What motivates you? Ask this of a random crowd, and you will probably get wildly different responses across the board. For Macomb student Tranyssa Booker, the answer is as unique as her name: helping others with the sole intent of making the world a better place.
Booker spent much of her childhood volunteering, raking leaves and shoveling walkways for neighbors, as well as feeding the less fortunate. Now 28, she actively passes her passion for altruism, community service and cultural awareness to her daughter, 13. The duo has participated in Macomb’s annual MLK Day of Service and is currently working toward earning a Macomb Multicultural International Initiatives certificate.
“If we help one another, the world would really be a better place,” says Booker, who recently returned from a welfare trip to Puerto Rico. While there, she discovered that some people are still without lights following Hurricane Maria, the catastrophic storm that hit the island in 2017. She hopes to collaborate with a couple of individuals she met there and in Saint Martin to establish a program where she can assist residents with basic needs, such as clothing.
“My dream job would be to travel the world and help people,” says Booker, whose drive led her to establish a non-profit community garden, Brazill Eden of Nourishment (BEON), in 2016. She also actively volunteers with Keep Growing Detroit, a garden-based organization which, in turn, provides her with seeds for BEON. In order to grow her charitable efforts, she came to Macomb to pursue a degree in pre-social work.
Years prior, Booker attended community college in her hometown of Grand Rapids, after high school. She felt she wasn’t adequately prepared for it, and she struggled. Her experiences at Macomb changed everything.
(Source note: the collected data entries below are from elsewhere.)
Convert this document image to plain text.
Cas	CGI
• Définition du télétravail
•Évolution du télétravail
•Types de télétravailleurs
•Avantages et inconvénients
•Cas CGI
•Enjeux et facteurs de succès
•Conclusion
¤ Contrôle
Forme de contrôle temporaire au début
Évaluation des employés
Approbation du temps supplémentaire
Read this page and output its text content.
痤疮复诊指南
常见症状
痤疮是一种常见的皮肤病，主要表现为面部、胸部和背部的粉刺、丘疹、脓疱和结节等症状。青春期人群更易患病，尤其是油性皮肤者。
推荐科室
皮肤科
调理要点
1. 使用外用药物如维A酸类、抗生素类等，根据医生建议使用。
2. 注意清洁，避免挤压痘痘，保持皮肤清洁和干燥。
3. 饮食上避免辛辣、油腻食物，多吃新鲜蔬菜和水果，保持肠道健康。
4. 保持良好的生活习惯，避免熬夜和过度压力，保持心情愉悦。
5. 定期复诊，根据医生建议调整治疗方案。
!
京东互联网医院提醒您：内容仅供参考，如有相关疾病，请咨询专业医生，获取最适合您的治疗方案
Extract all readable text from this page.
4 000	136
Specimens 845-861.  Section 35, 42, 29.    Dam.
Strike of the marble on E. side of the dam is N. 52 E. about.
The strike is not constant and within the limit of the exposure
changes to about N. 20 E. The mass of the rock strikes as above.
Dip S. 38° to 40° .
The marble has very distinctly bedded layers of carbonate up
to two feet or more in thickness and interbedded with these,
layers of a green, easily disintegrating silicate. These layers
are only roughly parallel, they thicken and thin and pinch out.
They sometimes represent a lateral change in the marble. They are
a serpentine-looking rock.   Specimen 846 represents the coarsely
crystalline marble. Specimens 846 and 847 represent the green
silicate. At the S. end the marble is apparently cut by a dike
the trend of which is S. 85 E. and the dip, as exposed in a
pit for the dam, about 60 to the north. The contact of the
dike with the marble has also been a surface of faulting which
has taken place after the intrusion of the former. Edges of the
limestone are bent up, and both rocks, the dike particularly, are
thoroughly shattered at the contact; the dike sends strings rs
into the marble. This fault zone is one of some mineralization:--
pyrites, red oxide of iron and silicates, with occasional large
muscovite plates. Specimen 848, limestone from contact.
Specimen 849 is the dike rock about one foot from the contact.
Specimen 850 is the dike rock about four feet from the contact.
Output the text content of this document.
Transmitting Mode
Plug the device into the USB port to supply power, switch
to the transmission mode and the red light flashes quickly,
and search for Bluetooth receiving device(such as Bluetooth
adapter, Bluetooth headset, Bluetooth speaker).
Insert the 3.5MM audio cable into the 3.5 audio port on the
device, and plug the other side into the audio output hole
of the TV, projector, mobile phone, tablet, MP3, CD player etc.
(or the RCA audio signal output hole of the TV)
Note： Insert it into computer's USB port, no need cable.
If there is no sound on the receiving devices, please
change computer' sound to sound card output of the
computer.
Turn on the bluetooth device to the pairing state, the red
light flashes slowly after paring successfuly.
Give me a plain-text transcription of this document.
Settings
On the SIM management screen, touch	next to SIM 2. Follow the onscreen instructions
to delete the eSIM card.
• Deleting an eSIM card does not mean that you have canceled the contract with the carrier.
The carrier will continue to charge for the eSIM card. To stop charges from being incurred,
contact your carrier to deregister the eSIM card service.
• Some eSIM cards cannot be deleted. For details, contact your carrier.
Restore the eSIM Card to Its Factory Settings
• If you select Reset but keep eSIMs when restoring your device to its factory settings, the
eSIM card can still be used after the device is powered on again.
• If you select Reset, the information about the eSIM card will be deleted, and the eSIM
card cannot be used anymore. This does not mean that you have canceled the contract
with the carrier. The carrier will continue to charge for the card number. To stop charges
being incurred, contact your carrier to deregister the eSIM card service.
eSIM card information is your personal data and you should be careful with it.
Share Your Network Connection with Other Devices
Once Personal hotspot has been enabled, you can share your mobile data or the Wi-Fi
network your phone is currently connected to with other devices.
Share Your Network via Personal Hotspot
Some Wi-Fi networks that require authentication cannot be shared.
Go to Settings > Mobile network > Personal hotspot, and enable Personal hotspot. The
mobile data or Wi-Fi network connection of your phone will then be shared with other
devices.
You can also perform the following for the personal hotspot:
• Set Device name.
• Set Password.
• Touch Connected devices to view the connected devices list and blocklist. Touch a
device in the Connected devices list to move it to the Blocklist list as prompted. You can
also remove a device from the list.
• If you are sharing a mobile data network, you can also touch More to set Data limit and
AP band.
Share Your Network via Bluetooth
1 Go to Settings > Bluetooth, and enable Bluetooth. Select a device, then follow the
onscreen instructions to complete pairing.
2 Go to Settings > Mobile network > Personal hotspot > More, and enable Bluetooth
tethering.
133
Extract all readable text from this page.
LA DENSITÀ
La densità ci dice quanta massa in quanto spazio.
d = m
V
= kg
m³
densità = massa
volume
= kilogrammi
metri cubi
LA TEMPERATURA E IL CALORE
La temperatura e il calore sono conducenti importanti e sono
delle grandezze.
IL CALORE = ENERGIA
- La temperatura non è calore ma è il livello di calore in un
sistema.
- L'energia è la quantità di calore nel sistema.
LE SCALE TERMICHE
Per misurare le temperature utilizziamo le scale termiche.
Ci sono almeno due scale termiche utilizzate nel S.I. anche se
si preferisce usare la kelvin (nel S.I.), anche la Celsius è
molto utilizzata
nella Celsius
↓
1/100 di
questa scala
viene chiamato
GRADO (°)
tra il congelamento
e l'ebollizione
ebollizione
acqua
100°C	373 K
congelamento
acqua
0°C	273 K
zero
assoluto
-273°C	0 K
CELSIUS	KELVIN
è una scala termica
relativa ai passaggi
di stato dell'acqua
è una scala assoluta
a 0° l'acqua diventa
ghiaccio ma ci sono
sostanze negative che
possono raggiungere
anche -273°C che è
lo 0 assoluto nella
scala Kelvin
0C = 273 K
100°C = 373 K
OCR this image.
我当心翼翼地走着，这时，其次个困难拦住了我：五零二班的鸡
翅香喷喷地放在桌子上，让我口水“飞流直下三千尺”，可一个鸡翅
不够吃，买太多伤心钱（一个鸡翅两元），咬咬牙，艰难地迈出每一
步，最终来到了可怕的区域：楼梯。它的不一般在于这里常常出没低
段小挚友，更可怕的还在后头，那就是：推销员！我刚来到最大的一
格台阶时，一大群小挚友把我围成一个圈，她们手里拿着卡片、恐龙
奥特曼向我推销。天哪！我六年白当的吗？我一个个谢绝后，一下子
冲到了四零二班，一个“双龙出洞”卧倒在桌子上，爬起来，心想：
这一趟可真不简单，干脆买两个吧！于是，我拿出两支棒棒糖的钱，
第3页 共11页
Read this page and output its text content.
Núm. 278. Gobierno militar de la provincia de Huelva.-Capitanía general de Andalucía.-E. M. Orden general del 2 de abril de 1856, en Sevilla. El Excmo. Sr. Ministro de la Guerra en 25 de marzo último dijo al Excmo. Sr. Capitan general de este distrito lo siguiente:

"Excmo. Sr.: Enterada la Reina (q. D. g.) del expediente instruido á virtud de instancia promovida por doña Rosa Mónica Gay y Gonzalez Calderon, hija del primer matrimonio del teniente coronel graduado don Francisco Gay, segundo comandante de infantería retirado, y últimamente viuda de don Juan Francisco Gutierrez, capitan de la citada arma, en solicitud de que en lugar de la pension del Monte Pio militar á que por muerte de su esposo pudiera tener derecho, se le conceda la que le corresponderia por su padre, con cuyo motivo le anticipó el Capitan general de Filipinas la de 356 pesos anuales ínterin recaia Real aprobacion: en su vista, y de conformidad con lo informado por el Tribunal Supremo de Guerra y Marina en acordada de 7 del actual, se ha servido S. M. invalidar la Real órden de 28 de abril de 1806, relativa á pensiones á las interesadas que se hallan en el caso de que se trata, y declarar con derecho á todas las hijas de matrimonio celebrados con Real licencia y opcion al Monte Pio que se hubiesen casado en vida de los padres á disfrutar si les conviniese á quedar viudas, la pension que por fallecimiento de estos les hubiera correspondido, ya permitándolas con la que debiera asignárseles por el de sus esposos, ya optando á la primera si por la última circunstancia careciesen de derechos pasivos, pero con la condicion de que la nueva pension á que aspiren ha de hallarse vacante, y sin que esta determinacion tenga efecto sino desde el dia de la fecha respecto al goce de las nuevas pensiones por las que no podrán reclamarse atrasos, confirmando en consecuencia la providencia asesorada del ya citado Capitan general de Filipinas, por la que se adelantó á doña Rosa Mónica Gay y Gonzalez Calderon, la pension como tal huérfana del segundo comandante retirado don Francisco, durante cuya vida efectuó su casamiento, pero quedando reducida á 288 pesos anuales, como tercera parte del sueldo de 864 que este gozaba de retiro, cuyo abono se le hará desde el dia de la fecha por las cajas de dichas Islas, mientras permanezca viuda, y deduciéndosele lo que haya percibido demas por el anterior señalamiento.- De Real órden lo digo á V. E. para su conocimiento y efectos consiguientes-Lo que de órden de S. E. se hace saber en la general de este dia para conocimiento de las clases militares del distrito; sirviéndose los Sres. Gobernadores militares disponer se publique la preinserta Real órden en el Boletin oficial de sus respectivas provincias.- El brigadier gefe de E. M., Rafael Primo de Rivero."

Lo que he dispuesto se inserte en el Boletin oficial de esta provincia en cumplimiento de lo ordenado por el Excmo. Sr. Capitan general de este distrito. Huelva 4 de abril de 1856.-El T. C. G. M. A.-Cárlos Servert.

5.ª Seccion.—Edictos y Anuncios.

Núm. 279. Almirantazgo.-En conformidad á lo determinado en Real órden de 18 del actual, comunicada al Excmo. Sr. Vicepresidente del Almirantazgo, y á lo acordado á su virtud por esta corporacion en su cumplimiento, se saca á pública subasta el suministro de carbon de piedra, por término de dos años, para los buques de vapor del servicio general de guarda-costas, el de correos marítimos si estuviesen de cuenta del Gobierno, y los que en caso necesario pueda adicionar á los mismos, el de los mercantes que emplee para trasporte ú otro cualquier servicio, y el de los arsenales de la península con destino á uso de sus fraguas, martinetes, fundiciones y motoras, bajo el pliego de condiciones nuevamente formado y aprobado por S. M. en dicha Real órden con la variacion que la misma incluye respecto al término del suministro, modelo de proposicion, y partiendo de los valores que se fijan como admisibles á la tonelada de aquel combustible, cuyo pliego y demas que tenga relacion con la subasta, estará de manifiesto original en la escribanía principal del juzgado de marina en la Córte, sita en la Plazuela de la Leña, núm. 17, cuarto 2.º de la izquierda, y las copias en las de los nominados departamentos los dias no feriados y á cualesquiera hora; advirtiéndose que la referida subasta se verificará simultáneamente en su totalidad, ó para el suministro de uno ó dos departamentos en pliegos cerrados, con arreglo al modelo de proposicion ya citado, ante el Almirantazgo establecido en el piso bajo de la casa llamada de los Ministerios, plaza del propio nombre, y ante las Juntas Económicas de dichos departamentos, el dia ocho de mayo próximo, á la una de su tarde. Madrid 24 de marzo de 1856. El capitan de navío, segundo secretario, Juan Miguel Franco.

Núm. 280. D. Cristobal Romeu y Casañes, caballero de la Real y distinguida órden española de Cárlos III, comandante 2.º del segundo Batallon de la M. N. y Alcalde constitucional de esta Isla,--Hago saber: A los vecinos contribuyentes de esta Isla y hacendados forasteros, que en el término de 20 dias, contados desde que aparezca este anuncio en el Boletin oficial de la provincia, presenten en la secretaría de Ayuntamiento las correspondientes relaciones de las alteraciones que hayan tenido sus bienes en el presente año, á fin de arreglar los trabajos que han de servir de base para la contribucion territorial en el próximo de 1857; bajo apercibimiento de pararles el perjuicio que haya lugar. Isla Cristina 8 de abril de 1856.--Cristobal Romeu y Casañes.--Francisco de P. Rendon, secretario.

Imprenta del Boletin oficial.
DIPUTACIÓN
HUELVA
“I’ve attended several community colleges,” says Booker, “and I actually love Macomb most out of all of them.”
Macomb has provided Booker with the resources she needs to succeed, “from the Reading and Writing Studios to the math tutors.” In addition, she receives monetary aid through the Federal Work-Study program, now serving her second semester with the Provost’s Office. “I don’t feel like I’m in it by myself at Macomb,” says Booker, who believes the supportive atmosphere on campus has greatly contributed toward her success.
“It gives me that extra motivation to do what I have to do,” says Booker. “Not only do I care, but the people that are actually here to help me progress care.”
While Booker plans to graduate in May, she has already created a lasting impression on her family, the first among her grandmother’s 12 kids and her nine cousins to receive a college degree. Not content to stop there, she will continue her social work studies at Oakland University, where she plans to pursue both bachelor’s and master’s degrees.
“I hope to make a generational change for those coming and those before me,” says Booker. “I hope that my accomplishments do change the course of my family and the things that they see are attainable.”